Touring Morocco in the World Showcase
Famed novelist Edith Wharton once said, ““To visit Morocco is still like turning the pages of some illuminated Persian manuscript all embroidered with bright shapes and subtle lines.” Waxing similarly poetic, Melissa Manlove wrote in her “Letter from Morocco,” that, “… I wish I could tell you the wonder of the souks and marketplaces; the brilliant overflowing of spices, olives, fabrics…the piles of mint and thyme scenting the air . . .” Sadly, I’ve never had the privilege of travelling to Morocco. It remains a dream of mine, but until then I will have to content myself with trips to the Morocco pavilion in Epcot’s World Showcase.

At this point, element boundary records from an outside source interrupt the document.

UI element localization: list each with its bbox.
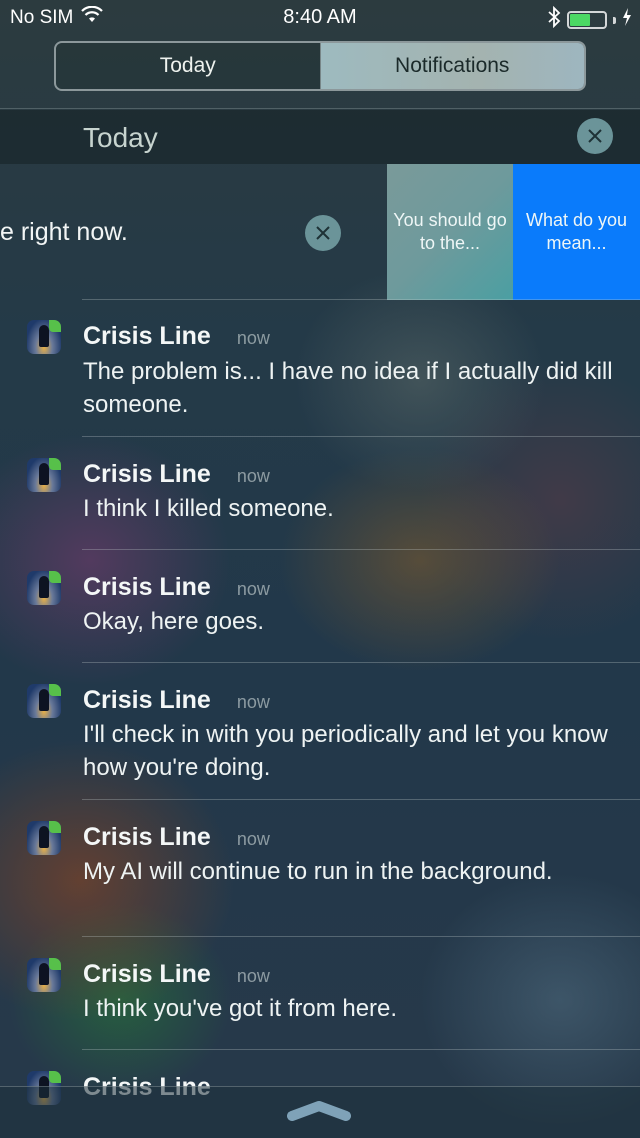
notification-message: The problem is... I have no idea if I ac…	[83, 358, 613, 418]
notification-header: Crisis Line now	[83, 823, 270, 852]
app-icon	[27, 821, 61, 855]
notification-item[interactable]: Crisis Line now I think you've got it fr…	[0, 937, 640, 1050]
notification-header: Crisis Line now	[83, 686, 270, 715]
battery-fill	[570, 14, 591, 26]
notification-list: Crisis Line now The problem is... I have…	[0, 300, 640, 1110]
close-icon	[588, 129, 602, 143]
app-icon	[27, 684, 61, 718]
bluetooth-icon	[547, 5, 561, 34]
app-name: Crisis Line	[83, 960, 211, 988]
app-name: Crisis Line	[83, 322, 211, 350]
status-right	[547, 5, 632, 34]
notification-time: now	[236, 692, 270, 712]
notification-message: My AI will continue to run in the backgr…	[83, 858, 553, 885]
bottom-bar	[0, 1086, 640, 1138]
notification-item[interactable]: Crisis Line now Okay, here goes.	[0, 550, 640, 663]
app-icon	[27, 571, 61, 605]
battery-icon	[567, 11, 607, 29]
swiped-notification[interactable]: e right now. You should go to the... Wha…	[0, 164, 640, 300]
notification-time: now	[236, 966, 270, 986]
app-icon	[27, 958, 61, 992]
tab-today[interactable]: Today	[56, 43, 321, 89]
chevron-up-grabber-icon[interactable]	[286, 1101, 352, 1123]
app-icon	[27, 320, 61, 354]
notification-item[interactable]: Crisis Line now I'll check in with you p…	[0, 663, 640, 800]
notification-message: I think you've got it from here.	[83, 995, 398, 1022]
divider	[0, 108, 640, 109]
notification-item[interactable]: Crisis Line now My AI will continue to r…	[0, 800, 640, 937]
notification-header: Crisis Line now	[83, 573, 270, 602]
dismiss-notification-button[interactable]	[305, 215, 341, 251]
close-icon	[316, 226, 330, 240]
notification-item[interactable]: Crisis Line now I think I killed someone…	[0, 437, 640, 550]
app-name: Crisis Line	[83, 686, 211, 714]
notification-time: now	[236, 579, 270, 599]
app-name: Crisis Line	[83, 460, 211, 488]
clear-section-button[interactable]	[577, 118, 613, 154]
section-title: Today	[83, 122, 158, 153]
charging-bolt-icon	[622, 8, 632, 32]
swiped-notification-text: e right now.	[0, 218, 128, 246]
reply-action-what-do-you-mean[interactable]: What do you mean...	[513, 164, 640, 300]
notification-header: Crisis Line now	[83, 960, 270, 989]
notification-header: Crisis Line now	[83, 460, 270, 489]
notification-message: Okay, here goes.	[83, 608, 264, 635]
notification-header: Crisis Line now	[83, 322, 270, 351]
app-name: Crisis Line	[83, 823, 211, 851]
notification-message: I think I killed someone.	[83, 495, 334, 522]
reply-action-you-should-go[interactable]: You should go to the...	[387, 164, 513, 300]
section-header: Today	[0, 110, 640, 164]
battery-nub	[613, 16, 616, 24]
tab-notifications[interactable]: Notifications	[320, 43, 584, 89]
app-icon	[27, 458, 61, 492]
status-bar: No SIM 8:40 AM	[0, 0, 640, 36]
clock: 8:40 AM	[283, 6, 357, 28]
notification-message: I'll check in with you periodically and …	[83, 721, 608, 781]
app-name: Crisis Line	[83, 573, 211, 601]
notification-time: now	[236, 466, 270, 486]
notification-item[interactable]: Crisis Line now The problem is... I have…	[0, 300, 640, 437]
notification-time: now	[236, 328, 270, 348]
today-notifications-segmented-control: Today Notifications	[54, 41, 586, 91]
notification-time: now	[236, 829, 270, 849]
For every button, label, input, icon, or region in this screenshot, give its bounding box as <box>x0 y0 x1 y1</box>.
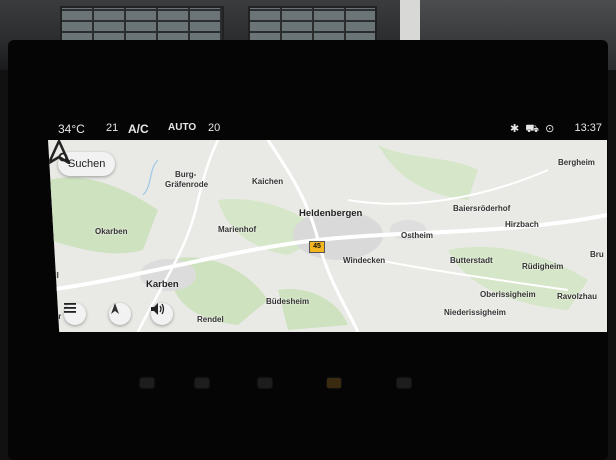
place-label: Heldenbergen <box>299 208 363 219</box>
bluetooth-icon: ✱ <box>510 123 526 135</box>
background-window <box>248 6 377 44</box>
navigation-map[interactable]: Suchen Bergheim Burg- Gräfenrode Kaichen… <box>48 140 607 332</box>
dash-physical-button[interactable] <box>195 378 209 388</box>
dash-physical-button[interactable] <box>397 378 411 388</box>
compass-icon <box>111 303 119 314</box>
place-label: Kaichen <box>252 177 284 186</box>
ac-button[interactable]: A/C <box>128 122 149 136</box>
fan-level[interactable]: 21 <box>106 122 118 134</box>
place-label: Ostheim <box>401 231 434 240</box>
background-window <box>60 6 224 44</box>
place-label: Rendel <box>197 315 224 324</box>
outside-temperature: 34°C <box>58 122 85 136</box>
place-label: Bru <box>590 250 604 259</box>
dash-physical-button[interactable] <box>258 378 272 388</box>
map-canvas <box>48 140 607 332</box>
place-label: Bergheim <box>558 158 595 167</box>
clock: 13:37 <box>574 122 602 134</box>
place-label: Burg- <box>175 170 197 179</box>
menu-button[interactable] <box>64 303 86 325</box>
forest-area <box>48 177 158 254</box>
volume-button[interactable] <box>151 303 173 325</box>
status-icons: ✱⛟⊙ <box>510 122 560 137</box>
place-label: Büdesheim <box>266 297 310 306</box>
dash-physical-button[interactable] <box>140 378 154 388</box>
menu-icon <box>64 303 76 313</box>
forest-area <box>378 145 478 200</box>
place-label: Butterstadt <box>450 256 493 265</box>
place-label: Niederissigheim <box>444 308 506 317</box>
place-label: Oberissigheim <box>480 290 536 299</box>
dash-physical-button[interactable] <box>327 378 341 388</box>
place-label: Ravolzhau <box>557 292 598 301</box>
place-label: Windecken <box>343 256 386 265</box>
forest-area <box>278 289 348 330</box>
current-position-arrow-icon <box>48 140 70 164</box>
road-number-badge: 45 <box>309 241 325 253</box>
place-label: Hirzbach <box>505 220 539 229</box>
volume-icon <box>151 303 165 315</box>
place-label: Rüdigheim <box>522 262 564 271</box>
car-icon: ⛟ <box>525 123 546 135</box>
place-label: Marienhof <box>218 225 257 234</box>
place-label: Karben <box>146 279 179 290</box>
place-label: Okarben <box>95 227 128 236</box>
stream <box>142 159 159 196</box>
location-sound-icon: ⊙ <box>545 123 561 135</box>
set-temperature[interactable]: 20 <box>208 122 220 134</box>
place-label: Baiersröderhof <box>453 204 511 213</box>
compass-button[interactable] <box>109 303 131 325</box>
search-label: Suchen <box>68 158 106 170</box>
auto-climate-button[interactable]: AUTO <box>168 122 196 133</box>
place-label: Gräfenrode <box>165 180 209 189</box>
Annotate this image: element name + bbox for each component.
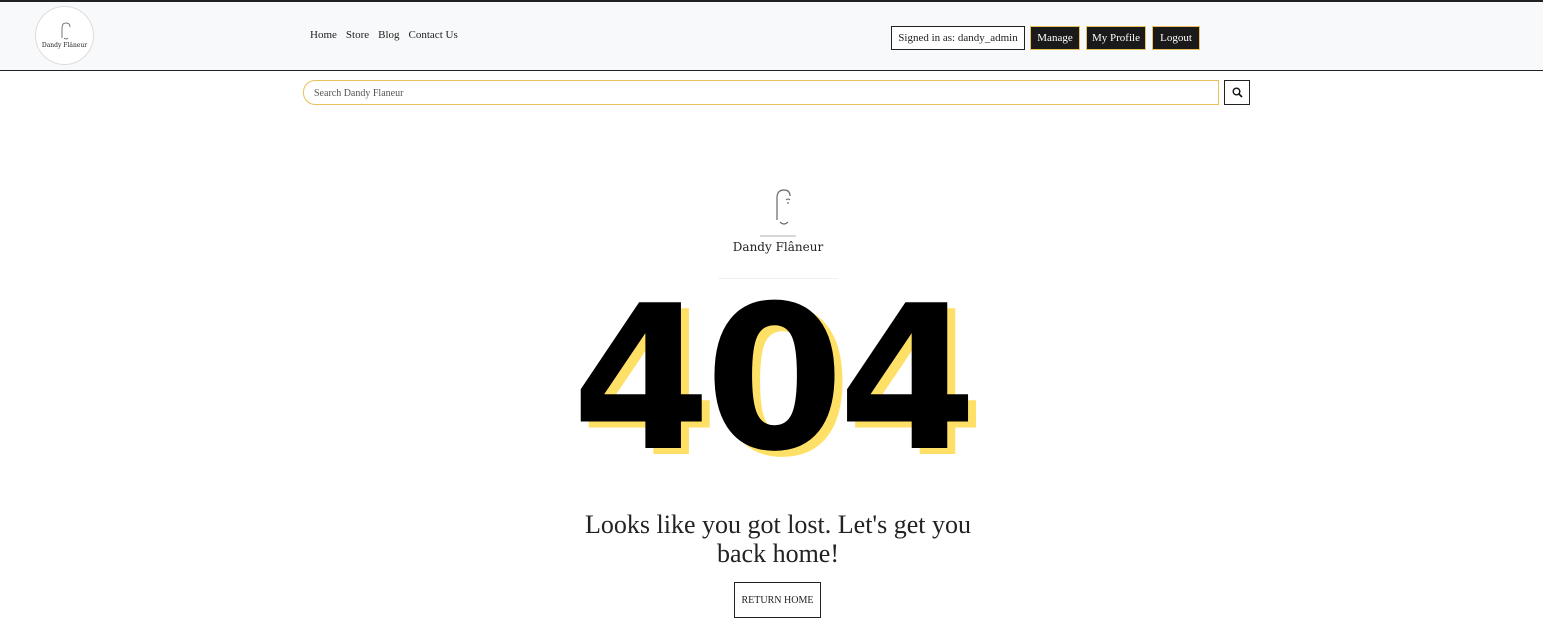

Tucked between the France and Japan pavilions, I’ve long felt that Morocco was the jewel of the World Showcase. It is the spot that I’m always most excited to visit in the park. From the glorious architecture to the hustle and bustle of the marketplace, or the delicious food found at restaurants like Tangerine Cafe, Spice Road Table, and Restaurant Marrakesh, it’s a wonder that I feel I’m never done exploring. Each visit reveals a small new detail.
The pavilion is unique in Epcot, in that it is the only location where the government of the country being represented actually aided in its design. King Hassan II, who ruled the country from 1961-1999, sent artisans and craftsmen to help with design. Prior to construction, a scale model of the pavilion was sent to the king, who had architects examine it for authenticity. When the area opened in 1984, Hassan’s daughter, Princess Lalla Meriem, attended the ceremony.
The pavilion includes multiple allusions to real locations within Morocco. The most notable is the large minaret which towers over the area. It is a reproduction of the Koutoubia minaret which can be seen in the Jemaa el-Fna square in Marrakesh. The minaret is part of Koutoubia Mosque which was first founded in 1147, though the portion that Guests see in Epcot is a replica of architecture finalized in 1195.
Like a true Moroccan city, the pavilion is divided into an “old city,” or medina, and “new city,” or Ville Nouvelle. Guests encounter the Ville Nouvelle first and make their way to the medina as they walk to the back of the pavilion.
Another prominent feature is a replica of the Bab Bou Jeloud, a beautiful gate covered in blue tile. The real Bab Bou Jeloud stands as the entrance to the ancient City of Fez. Newer than other Moroccan structures represented in Epcot, the Bab Bou Jeloud was constructed in 1913.
Though shopping exists in every pavilion at Epcot, there are no others like the “souk” found in Morocco (with the possible exception of Mexico’s Plaza de los Amigos). There are multiple shops to visit, including the Brass Bazaar, and the adjoining Outdoor Bazaar, Casablanca Carpets, and Souk-Al-Magreb. While perusing the market’s various wares, Guests can also get a henna tattoo.
The Fez House is my favorite spot in the pavilion and one of my favorites in all of Walt Disney World. Designed to resemble a traditional Moroccan home, it features a mixture of ornate wood and tile architecture as well as a small fountain against the back wall. In keeping with Islamic beliefs, you’ll find no images represented in the artwork. Instead, there are complex geometric designs which simultaneously evoke both a sense of wonder and order. The Fez House seems to be frequently overlooked by Guests, on many visits I’ve found it completely empty. It serves as a perfect oasis from the hustle and bustle found throughout much of the park.
As you reach the back of the pavilion, you come across another minaret. Though perhaps not as well known to Guests as the Koutoubia minaret, it is no less impressive. The structure is designed to resemble the minaret at the Chella Necropolis in Morocco’s capital city of Rabat. The minaret dates to the 13th century. It was built by Abu Yusuf Yaqub, and completed in 1284.
Taken in full, the pavilion is a wonder of design. Each portion evokes the ambiance of Morocco, taking Guests as close as they can possibly get to the country without actually visiting it.